The design of the Grenadier, which after a relatively quick three-year gestation period had been revealed by Ineos a few weeks ago, has been engineered with the help of Magna Steyr in Austria and is now undergoing testing in real-world conditions. The project itself was conceived by Ratcliffe in a London pub called Grenadier three years ago, with the aim to build a rugged Defender-style SUV and pickup duo to replace the departing Land Rover Defender.
"The brief was simple. We set out to design a modern, functional and highly capable 4x4 vehicle with utility at its core," said Toby Ecuyer, head of design. "A design that is 'easy-to-read,' with no ambiguity about the Grenadier's role in life. There to do everything you need, and nothing you don't. Nothing is for show. Modern engineering and production techniques ensure the Grenadier is highly capable, but we have been able to stay true to the essence of creating a utilitarian vehicle that will stand the test of time."
The decision is certainly a disappointing one for JaguarLand Rover, but we can also appreciate the court's view that granting a trademark to Land Rover for several design elements, some of them common to a number of past and present models produced by other automakers, may have been too sweeping a move, despite the fact that its shape has been trademarked in a number of countries. The Grenadier, for what it's worth, also arguably features elements of the Mercedes-Benz G-Class, albeit a little more distantly, and the G-Class itself, which has been on sale for decades, also bore a number of similarities to the Series Land Rovers and the Defender. However, it's worth noting that Mercedes did not engage Ineos in U.K. courts or elsewhere to protect design elements of the old G-Class that the Grenadier also arguably features.

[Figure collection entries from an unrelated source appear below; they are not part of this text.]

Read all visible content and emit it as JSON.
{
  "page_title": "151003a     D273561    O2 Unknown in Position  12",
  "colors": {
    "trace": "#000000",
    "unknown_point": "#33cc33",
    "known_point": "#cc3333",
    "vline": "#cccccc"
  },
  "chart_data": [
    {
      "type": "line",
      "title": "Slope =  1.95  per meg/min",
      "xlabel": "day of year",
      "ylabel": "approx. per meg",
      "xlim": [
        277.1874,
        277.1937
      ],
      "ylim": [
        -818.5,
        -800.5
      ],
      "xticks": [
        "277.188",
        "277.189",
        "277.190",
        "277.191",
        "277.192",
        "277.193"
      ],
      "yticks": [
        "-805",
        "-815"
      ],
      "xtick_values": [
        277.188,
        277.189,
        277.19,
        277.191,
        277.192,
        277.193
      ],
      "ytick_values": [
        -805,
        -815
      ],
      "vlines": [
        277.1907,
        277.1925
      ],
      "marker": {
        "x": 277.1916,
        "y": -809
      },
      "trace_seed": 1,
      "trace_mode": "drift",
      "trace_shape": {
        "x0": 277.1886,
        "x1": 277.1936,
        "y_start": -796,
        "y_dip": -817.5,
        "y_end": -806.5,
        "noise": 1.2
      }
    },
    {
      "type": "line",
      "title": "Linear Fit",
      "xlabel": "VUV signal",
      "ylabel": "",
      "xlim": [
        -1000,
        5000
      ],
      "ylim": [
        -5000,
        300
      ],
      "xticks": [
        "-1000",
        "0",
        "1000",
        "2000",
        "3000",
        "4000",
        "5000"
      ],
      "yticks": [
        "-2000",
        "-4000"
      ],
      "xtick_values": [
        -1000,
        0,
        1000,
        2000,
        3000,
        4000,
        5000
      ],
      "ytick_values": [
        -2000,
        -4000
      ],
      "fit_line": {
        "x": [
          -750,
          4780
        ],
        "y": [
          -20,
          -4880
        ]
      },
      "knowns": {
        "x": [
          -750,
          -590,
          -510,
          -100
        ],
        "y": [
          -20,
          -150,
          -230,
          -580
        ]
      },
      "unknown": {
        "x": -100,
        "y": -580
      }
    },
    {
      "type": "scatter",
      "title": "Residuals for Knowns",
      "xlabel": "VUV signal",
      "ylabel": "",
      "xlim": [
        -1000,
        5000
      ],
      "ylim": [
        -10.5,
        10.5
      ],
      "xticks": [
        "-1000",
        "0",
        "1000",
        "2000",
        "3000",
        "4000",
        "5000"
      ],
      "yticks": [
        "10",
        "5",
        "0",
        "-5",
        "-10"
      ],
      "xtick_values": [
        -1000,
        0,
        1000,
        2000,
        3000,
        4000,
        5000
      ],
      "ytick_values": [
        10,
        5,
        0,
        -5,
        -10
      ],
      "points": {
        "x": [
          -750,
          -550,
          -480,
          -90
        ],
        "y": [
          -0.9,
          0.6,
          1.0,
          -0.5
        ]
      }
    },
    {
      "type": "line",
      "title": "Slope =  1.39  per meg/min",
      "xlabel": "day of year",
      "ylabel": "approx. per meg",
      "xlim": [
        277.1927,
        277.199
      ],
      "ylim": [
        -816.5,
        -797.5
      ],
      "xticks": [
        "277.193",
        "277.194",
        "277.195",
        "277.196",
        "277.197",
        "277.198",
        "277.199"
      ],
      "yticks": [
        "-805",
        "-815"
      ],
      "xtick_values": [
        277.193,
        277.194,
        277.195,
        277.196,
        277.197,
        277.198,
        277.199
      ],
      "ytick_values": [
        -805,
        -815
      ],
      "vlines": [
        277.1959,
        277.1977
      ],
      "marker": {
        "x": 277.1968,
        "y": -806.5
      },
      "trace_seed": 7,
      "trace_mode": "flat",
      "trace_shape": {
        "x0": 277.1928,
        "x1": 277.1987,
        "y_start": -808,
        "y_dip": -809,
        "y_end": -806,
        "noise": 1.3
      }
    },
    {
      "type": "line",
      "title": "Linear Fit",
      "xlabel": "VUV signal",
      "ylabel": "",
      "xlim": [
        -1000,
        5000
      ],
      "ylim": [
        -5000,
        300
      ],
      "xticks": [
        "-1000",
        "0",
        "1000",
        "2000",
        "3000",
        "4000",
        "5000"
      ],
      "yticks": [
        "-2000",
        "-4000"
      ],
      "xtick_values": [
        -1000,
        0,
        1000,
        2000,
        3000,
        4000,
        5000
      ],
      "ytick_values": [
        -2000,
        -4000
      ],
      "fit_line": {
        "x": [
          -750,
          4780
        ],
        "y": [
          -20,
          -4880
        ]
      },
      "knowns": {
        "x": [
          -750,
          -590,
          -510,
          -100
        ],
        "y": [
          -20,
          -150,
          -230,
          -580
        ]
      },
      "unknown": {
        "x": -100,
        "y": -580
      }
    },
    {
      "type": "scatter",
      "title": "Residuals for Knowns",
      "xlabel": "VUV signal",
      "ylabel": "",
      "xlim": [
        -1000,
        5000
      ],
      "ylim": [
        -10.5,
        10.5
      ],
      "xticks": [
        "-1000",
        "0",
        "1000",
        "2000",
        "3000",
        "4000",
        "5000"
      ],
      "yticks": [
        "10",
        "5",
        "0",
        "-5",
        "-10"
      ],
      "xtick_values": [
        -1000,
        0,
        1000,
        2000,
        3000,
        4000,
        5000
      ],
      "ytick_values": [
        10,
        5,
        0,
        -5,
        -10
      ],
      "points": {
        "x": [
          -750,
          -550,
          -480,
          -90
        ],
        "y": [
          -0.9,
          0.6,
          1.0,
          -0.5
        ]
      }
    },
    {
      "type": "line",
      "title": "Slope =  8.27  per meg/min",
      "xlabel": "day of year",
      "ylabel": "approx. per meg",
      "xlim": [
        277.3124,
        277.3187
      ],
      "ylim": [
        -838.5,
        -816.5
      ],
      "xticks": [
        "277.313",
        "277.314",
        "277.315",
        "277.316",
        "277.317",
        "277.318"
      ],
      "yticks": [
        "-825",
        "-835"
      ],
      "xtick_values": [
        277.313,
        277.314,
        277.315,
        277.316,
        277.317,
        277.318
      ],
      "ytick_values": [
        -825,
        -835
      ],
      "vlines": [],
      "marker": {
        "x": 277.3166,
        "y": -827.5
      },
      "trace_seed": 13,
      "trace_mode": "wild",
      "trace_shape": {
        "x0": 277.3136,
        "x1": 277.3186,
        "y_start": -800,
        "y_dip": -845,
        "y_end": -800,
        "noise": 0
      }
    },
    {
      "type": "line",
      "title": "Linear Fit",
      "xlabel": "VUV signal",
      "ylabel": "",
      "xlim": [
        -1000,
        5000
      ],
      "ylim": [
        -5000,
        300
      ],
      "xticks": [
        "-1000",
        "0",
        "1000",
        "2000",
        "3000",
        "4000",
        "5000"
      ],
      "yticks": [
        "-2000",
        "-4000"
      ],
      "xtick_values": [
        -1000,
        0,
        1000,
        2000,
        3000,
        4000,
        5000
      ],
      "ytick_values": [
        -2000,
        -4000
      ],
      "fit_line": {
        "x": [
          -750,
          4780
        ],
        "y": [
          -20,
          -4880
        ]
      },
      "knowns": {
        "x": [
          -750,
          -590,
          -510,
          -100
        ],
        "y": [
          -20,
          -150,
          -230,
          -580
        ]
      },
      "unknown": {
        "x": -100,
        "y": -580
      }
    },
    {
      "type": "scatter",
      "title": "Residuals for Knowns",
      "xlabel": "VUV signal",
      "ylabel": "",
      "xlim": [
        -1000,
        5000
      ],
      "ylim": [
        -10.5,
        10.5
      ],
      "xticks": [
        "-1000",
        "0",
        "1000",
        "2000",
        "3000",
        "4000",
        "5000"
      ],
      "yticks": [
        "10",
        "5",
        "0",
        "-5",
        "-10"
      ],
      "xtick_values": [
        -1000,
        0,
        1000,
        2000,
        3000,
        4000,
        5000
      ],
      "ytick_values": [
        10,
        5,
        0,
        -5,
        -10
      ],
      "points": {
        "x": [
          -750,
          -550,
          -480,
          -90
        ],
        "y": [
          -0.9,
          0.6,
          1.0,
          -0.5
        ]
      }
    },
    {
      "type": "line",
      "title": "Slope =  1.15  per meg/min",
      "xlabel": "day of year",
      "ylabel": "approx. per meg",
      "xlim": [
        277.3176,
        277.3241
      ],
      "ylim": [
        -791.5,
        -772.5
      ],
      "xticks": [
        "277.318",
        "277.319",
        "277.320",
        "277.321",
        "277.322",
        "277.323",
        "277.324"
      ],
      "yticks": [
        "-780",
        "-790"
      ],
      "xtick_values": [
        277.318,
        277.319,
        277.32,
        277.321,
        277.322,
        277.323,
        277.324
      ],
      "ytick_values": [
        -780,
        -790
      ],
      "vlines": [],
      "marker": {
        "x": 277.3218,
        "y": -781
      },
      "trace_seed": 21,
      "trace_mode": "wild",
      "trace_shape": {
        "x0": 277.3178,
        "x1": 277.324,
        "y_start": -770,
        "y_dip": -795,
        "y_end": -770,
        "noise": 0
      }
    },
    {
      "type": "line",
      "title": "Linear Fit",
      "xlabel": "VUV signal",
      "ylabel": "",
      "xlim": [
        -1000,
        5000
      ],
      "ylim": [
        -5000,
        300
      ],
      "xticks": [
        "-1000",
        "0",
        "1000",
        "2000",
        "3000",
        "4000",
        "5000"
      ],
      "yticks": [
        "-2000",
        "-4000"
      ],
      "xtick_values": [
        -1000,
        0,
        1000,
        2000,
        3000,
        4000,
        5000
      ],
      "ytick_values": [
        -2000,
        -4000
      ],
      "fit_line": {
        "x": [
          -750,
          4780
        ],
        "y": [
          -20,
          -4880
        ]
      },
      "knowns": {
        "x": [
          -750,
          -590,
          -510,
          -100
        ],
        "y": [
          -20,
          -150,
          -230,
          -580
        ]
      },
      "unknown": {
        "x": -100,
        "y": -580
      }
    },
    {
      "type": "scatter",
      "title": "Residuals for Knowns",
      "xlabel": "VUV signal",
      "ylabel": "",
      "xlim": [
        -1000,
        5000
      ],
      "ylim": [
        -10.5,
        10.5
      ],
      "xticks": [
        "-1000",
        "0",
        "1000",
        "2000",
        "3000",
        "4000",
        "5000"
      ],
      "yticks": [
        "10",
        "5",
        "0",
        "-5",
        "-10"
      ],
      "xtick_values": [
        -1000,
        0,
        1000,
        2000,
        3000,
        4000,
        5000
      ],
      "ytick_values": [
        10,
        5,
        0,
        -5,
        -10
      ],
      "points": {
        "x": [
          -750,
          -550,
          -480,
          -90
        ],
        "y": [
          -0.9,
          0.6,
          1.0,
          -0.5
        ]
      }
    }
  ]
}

Of course, trademark law is specific to individual national jurisdictions, so a decision by a U.K. court does not revoke related trademarks in the U.S. or other countries, but it does clear the way for Ineos to market the Grenadier in the U.K., at the very least.
Compare this result with the Jeep and Mahindra litigation over the appearance of the Roxor, which took place in the U.S. following the introduction of the Jeep-inspired Roxor here, if not for actual road use. Mahindra changed the front fascia of the Roxor in early 2020 to differentiate the model from Jeep designs, after a number of court victories by Jeep.
A bigger question for us is why Ineos chose to style the Grenadier so close to the Defender, featuring the famous indented sill line surfacing just above the door handles, the front fender curve and roof profile? Ineos' effort could still have offered an SUV that was close to the Defender in spirit, but one that featured its own unique exterior styling. Instead, it does not really do that, and arguably features a number of design elements associated specifically with Land Rover.
Perhaps that's the biggest missed opportunity here: The Grenadier could have created its own design language rather than following the Defender too closely. The design didn't have to be absolutely modern, like that of the BMW X7 or something similarly sized, but it still could have appeared vintage without looking like a Defender from a hundred yards away. It could still have been boxy without inviting comparisons to the Defender or the G-Class.
To us, this litigation appears to have been very avoidable, especially given the fact that Ineos may have to face Land Rover in a number of countries where Defender design has also been trademarked.
Speaking of BMW, the Grenadier is expected to offer BMW engines if and when it goes into production in 2021, but it won't be a tiny, cottage industry-style effort: Ineos plans to build 25,000 units a year. But just where it will do so is still an open question, as a number of factory sites around Europe have been rumored in recent months. Whether the Grenadier will be offered in the U.S. remains to be seen — Ineos needs a dealer or store network of some kind — and could likely face Land Rover again, this time in U.S. courts.